There are always short-term changes to the Sun’s output so one day’s propagation is never going to be the same as the previous or the next. Coronal Holes are commonplace and the passage of one across the surface of the Sun is always going to lead to changes in the Solar Wind, which in turn couples to Earth’s magnetic field and leads to changes in HF propagation.

 

This Autumn

So, what can we expect from propagation on the HF bands this autumn? The first thing I need to say is that we should not expect great things on the upper bands. The Solar Flux just won’t be high enough for the F-layer of the ionosphere – the layer that results in the longest distance propagation – to be sufficiently ionised to support refraction.

Starting at the upper end of the HF bands, I expect 28MHz will be very quiet indeed. If there is any activity it will be during daylight hours – and it will need to be daylight along the entire length of the path that the signals take. At times there could be many days in a row when there is nothing at all to be heard on the band.

Moving down to 21MHz, there should be openings but they may be short. As regards long distance (beyond Europe) working, paths to South America and Africa are likely to be the favoured ones. Signals will often be weak so if you hear faint stations chatting in Spanish during the evening, they are likely to be in South America. You shouldn’t expect any activity overnight.

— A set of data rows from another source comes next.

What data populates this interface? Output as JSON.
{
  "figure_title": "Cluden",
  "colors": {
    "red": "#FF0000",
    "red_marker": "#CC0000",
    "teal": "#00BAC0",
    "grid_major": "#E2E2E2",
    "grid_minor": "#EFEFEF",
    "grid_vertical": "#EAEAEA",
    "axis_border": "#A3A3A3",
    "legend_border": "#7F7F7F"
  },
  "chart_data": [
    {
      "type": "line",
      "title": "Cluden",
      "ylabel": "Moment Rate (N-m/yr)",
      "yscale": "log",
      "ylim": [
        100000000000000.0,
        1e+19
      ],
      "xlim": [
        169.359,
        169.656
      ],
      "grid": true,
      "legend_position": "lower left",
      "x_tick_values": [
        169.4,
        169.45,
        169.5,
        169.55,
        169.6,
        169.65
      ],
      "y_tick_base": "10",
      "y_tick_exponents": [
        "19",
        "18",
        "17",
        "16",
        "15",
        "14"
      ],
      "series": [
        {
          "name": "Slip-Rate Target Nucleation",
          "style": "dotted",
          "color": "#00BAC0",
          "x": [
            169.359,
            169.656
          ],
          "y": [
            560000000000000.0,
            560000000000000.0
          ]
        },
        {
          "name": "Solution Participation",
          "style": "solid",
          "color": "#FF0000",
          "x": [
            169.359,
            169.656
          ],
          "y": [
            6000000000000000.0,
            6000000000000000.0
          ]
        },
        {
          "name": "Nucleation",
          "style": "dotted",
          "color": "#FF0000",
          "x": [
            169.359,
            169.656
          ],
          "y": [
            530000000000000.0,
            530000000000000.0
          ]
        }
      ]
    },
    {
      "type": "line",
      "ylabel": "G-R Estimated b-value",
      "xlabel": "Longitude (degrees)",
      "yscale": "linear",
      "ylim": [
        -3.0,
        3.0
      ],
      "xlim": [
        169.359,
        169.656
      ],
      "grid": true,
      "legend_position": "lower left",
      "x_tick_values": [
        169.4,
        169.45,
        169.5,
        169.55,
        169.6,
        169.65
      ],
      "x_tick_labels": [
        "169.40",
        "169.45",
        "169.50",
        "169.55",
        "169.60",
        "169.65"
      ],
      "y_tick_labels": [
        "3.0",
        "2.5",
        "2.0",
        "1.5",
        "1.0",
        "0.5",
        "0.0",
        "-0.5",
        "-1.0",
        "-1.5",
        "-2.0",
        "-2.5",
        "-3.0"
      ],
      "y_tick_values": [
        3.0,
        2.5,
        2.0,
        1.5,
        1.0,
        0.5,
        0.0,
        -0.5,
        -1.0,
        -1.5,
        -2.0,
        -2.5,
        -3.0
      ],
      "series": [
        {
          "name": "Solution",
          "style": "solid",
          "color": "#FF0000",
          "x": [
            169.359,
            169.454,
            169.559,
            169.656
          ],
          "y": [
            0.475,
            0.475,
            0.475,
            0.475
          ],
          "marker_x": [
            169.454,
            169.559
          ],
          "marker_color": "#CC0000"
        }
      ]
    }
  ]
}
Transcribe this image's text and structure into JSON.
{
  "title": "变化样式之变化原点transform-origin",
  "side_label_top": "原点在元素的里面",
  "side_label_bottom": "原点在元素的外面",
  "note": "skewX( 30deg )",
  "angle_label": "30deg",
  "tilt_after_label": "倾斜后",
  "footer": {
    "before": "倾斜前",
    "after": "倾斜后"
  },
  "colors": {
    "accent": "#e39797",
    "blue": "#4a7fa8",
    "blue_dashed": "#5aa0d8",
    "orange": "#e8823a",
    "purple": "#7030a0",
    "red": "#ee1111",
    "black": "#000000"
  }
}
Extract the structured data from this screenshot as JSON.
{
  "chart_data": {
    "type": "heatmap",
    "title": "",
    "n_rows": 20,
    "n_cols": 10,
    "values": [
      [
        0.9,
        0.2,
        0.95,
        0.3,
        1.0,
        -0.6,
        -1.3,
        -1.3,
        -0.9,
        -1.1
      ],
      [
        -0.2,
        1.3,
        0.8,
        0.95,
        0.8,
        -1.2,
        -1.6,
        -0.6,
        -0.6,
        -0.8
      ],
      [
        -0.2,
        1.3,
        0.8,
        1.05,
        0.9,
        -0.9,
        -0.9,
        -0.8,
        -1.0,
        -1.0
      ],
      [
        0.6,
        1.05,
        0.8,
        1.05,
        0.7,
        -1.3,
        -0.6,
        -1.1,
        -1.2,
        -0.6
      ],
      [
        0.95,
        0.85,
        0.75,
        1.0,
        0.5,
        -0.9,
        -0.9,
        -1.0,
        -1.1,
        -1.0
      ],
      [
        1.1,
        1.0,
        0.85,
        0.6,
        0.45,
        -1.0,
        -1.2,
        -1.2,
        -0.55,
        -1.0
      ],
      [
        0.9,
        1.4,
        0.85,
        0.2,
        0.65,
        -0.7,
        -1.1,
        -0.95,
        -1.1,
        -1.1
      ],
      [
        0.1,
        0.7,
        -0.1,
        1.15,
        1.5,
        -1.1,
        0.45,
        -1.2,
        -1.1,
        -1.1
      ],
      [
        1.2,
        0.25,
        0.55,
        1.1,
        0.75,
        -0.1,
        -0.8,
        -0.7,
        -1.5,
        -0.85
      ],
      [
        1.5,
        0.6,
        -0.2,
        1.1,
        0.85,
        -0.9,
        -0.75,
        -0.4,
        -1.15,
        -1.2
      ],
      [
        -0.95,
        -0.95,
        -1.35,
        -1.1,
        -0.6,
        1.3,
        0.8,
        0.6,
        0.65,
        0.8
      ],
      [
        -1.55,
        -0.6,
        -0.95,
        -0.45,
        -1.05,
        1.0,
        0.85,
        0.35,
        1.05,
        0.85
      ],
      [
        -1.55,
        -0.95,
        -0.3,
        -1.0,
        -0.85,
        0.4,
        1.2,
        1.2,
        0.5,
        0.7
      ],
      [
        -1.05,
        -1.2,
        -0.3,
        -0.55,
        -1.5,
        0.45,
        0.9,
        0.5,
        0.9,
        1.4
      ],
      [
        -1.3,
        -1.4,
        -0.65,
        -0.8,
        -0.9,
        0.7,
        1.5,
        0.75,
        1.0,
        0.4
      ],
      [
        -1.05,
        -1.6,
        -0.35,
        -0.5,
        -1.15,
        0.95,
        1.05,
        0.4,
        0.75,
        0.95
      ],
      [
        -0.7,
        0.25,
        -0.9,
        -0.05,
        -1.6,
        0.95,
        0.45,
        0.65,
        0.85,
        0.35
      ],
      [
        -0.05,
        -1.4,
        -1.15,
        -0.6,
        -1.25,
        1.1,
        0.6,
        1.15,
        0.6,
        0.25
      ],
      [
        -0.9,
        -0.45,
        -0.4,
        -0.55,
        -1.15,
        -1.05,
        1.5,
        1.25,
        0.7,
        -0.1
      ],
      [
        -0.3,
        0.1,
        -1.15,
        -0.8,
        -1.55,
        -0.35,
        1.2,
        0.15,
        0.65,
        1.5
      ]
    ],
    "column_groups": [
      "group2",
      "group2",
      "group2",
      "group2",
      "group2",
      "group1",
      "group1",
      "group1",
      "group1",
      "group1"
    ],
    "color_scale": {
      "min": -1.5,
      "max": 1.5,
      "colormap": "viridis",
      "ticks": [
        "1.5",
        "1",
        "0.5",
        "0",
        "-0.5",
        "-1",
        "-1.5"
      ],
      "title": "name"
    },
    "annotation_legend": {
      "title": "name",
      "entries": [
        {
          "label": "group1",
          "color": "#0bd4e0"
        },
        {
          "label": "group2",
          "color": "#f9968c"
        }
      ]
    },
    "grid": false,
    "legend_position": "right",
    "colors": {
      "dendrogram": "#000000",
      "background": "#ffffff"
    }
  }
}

14MHz will be the carrier of most DX. Some paths might remain open after it gets dark but not every day. Once it closes, even this band – widely regarded as the most reliable for long distance communication – will remain closed until daylight the next day.

As regards long distance working, 10MHz could be quite an interesting band to operate on, especially at night. Remember, though, that because the band is only 50kHz wide, we are restricted to the use of narrowband modes such as Morse and RTTY (no telephony or similar modes).

7MHz should be a good band for DX but only at night. Paths to the East should be open around sunset, making DX contacts to the Far East possible. Paths to the West –North America, for example – should be open in the early hours of the morning. Although paths to the West are likely to peak shortly before sunrise, they might remain open for a while after it gets light. During daylight hours the Critical Frequency is likely to be below 7MHz so expect short-skip paths to be difficult. During the time that it isn’t possible to work stations around the UK, longer distance single-hop refractions to continental Europe might well remain good.

During daylight hours the Critical Frequency is likely to be above 3.5MHz so this band should be good for contacts up to a few hundred miles. At night the band will open for longer distance contacts. Multiple-hop refractions will become possible so the opportunities for DX working should be good at times.

Irrespective of the time of year, 1.8MHz will be closed during daylight hours because of absorption by the D Region of the ionosphere. This being so, you shouldn’t expect to hear anything beyond the range of Ground Wave propagation (tens of miles). As darkness falls and the D Region dissipates, the band will undoubtedly open up for skywave contacts. Single-hop refractions via the E Layer are likely to yield stations up to about 1300 miles away (so all of Europe). At times, longer distance contacts should be possible overnight.

 

Summing-Up

To summarise, while the HF bands are likely to be at their best during autumn, this year the best is unlikely to be good.

If you want to make the most of the meagre conditions we are likely to experience on many of the HF bands, narrow-band modes are likely to yield better results. This is because they offer a better signal-to-noise ratio than modes that require greater bandwidth. Traditionally this would mean using Morse rather than telephony but modern data modes are easy to get going on and many can be detected by a computer when a signal is too weak for a human operator to hear. PSK is a prime example of such a mode but Joe Taylor K1JT has over the years developed a suite of software offering a number of data modes optimised for different propagation types and paths. His recent development, FT8, is currently all the rage.